Nous restons immobiles pendant un temps infiniment long. David fixe le cadavre assemblé avec un mélange de curiosité et de scepticisme tandis que je prie nerveusement pour le succès de cette dernière étape.
"Nous voilà rendus au Jugement, dis-je en murmurant tout bas."

Sous le corps, invisible et imperceptible pour les humains et les vampires, les résidus d'électricité chatouillent le corps, animés par l'Azote. L'énergie du Feu Divin a été introduite de force dans le corps. Comment tout cela va-t-il se finir ? Impossible de prévoir les conséquences de mon acte. Ô Phébus, ai-je commis une erreur en plus d'un péché et d'un blasphème ?
Je devine le crépitement des énergies sous la peau de Cathy, toujours endormie. Les éléments doivent entrer en réaction les uns les autres. C'est tout un procédé alchimique complexe qui se joue, silencieusement, de manière imprévisible. Le corps cousu et assemblé est comme un récipient dans lequel on aurait versé tous les ingrédients d'une potion magique. Mais réagiront-ils comme il le faut ? La "potion" sera-t-elle un succès ?

Les secondes passent, toutes aussi graves que les jurés d'une cour de justice. Finalement, au terme d'un long moment, la poitrine de Cathy commence à se soulever. David, toujours assis sur une table avec les bras croisés, écarquille les yeux tandis que je soupire de soulagement. Je commence à m'approcher de Cathy. Je frémis d'avance à tout ce qui m'attend. Commencer par la rassurer. La prendre en charge. Tout lui expliquer calmement quand elle sera stable. Soudain, le corps se déforme et se disloque de manière quasi-instantané. Sous mes yeux horrifiés et choqués se constitue ce que j'avais redouté : la silhouette de ce qui devait être Cathy se recroqueville et adopte une forme monstrueuse qui n'a plus rien à voir avec les vampires, les prométhéens ou même les humains. "Cathy" est devenue une caricature, un monstre hideux. Le cauchemar est devenu réalité : j'ai créé un pandoréen.

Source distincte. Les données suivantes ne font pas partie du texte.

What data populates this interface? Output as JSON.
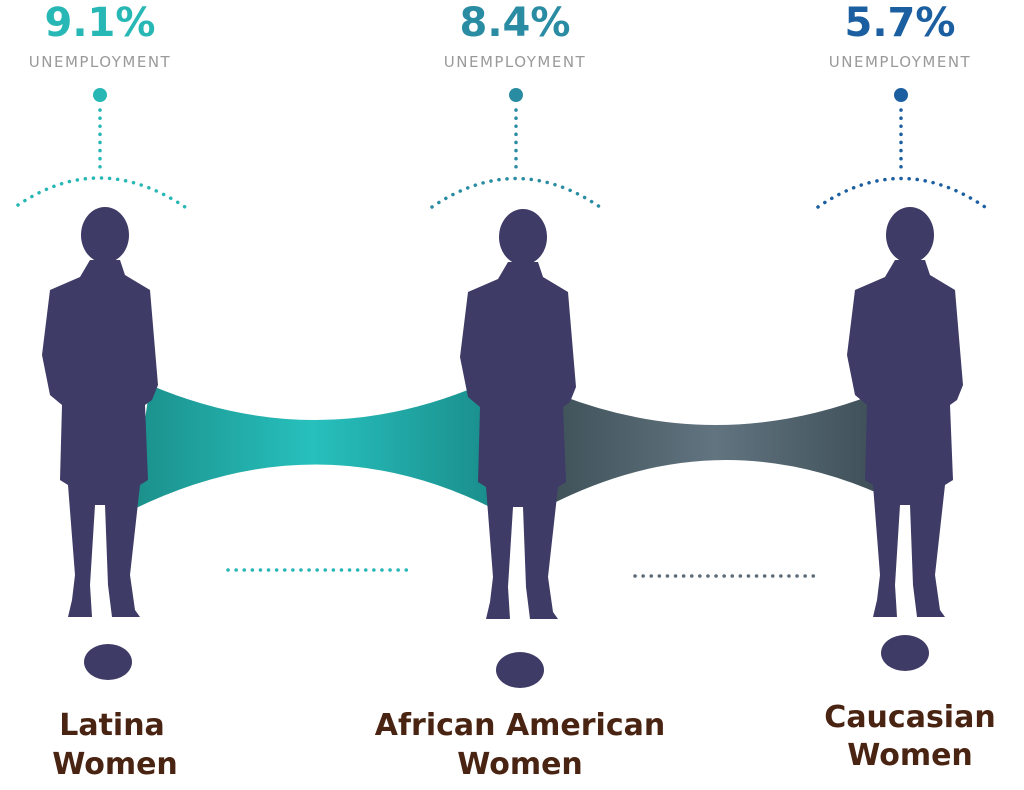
{
  "items": [
    {
      "rate": "9.1%",
      "metric": "UNEMPLOYMENT",
      "name": [
        "Latina",
        "Women"
      ]
    },
    {
      "rate": "8.4%",
      "metric": "UNEMPLOYMENT",
      "name": [
        "African American",
        "Women"
      ]
    },
    {
      "rate": "5.7%",
      "metric": "UNEMPLOYMENT",
      "name": [
        "Caucasian",
        "Women"
      ]
    }
  ]
}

David décroise les bras et contemple sans rien dire la créature vaguement humanoïde qui se redresse d'elle-même. Est-il choqué ? Surpris ? Je ne saurais dire. Mais il n'est certainement pas aussi affecté que moi. Je sais maintenant que j'ai échoué. J'ai créé un monstre affamé, incapable d'aimer ou d'exprimer des émotions. C'est une aberration. J'en suis le seul responsable. Toute l'opération a été un désastre. Et je dois maintenant assumer seul les conséquences. L'être difforme s'approche de moi et tente de me griffer. Je ne saurais détailler son apparence tant je la fuis du regard. Mes doigts se resserrent sur sa nuque et je commence à la broyer lentement. La chose se débat frénétiquement. Est-elle capable d'avoir peur ? J'en doute. Mes doigts s'enfoncent davantage alors que mes bras soulèvent au dessus du sol l'atrocité dont je suis le père. Qui pourrait nommer une monstruosité pareille ? Une horreur qui n'est régie que par des instincts bestiaux et destructeurs ? Mes ongles marquent des sillons sur la peau de son cou.
« J'en déduis que c'est un échec, lâche David d'un ton neutre. »
Pourquoi sa voix me parait-elle alors si glaciale et accusatrice ? Je m'en veux tant d'avoir échoué ! Tous mes rêves se sont brisés avec la naissance de ce monstre ! Une larme roule sur ma joue alors que le pandoréen essaie en vain d'échapper à l'étreinte de mes mains.
Finalement, un craquement sinistre se fait entendre, indiquant que ses cervicales viennent de rompre. Je lâche ce qui fut l'objet de mes espoirs avant de me faire goûter la désillusion. La carcasse tombe sur le sol avec un bruit à la fois mat et répugnant. J'essuie discrètement la larme sur mon visage avant que David ne la remarque.
« Et maintenant ? demande mon compagnon »
Je ne prend pas la peine de répondre. Nous nous sommes par trop attardés dans cet endroit. Je ramasse sur le sol le corps du pandoréen ainsi que tout ce que nous avions laissé trainer : le crâne vide d'une fille morte, des outils, et les dernières bricoles qui trainent. Je fourre tout dans le sac de morgue qui sert à transporter les cadavres. Quand tout a été pris, je sors. Je ne m'attarde même pas pour répondre aux interrogations de George et Mulder restés dehors. David prépare sa moto et me demande où nous devons aller.
« Au point d'eau le plus proche.
-Alors ce sera la rivière. Elle est à 50 mètres d'ici. »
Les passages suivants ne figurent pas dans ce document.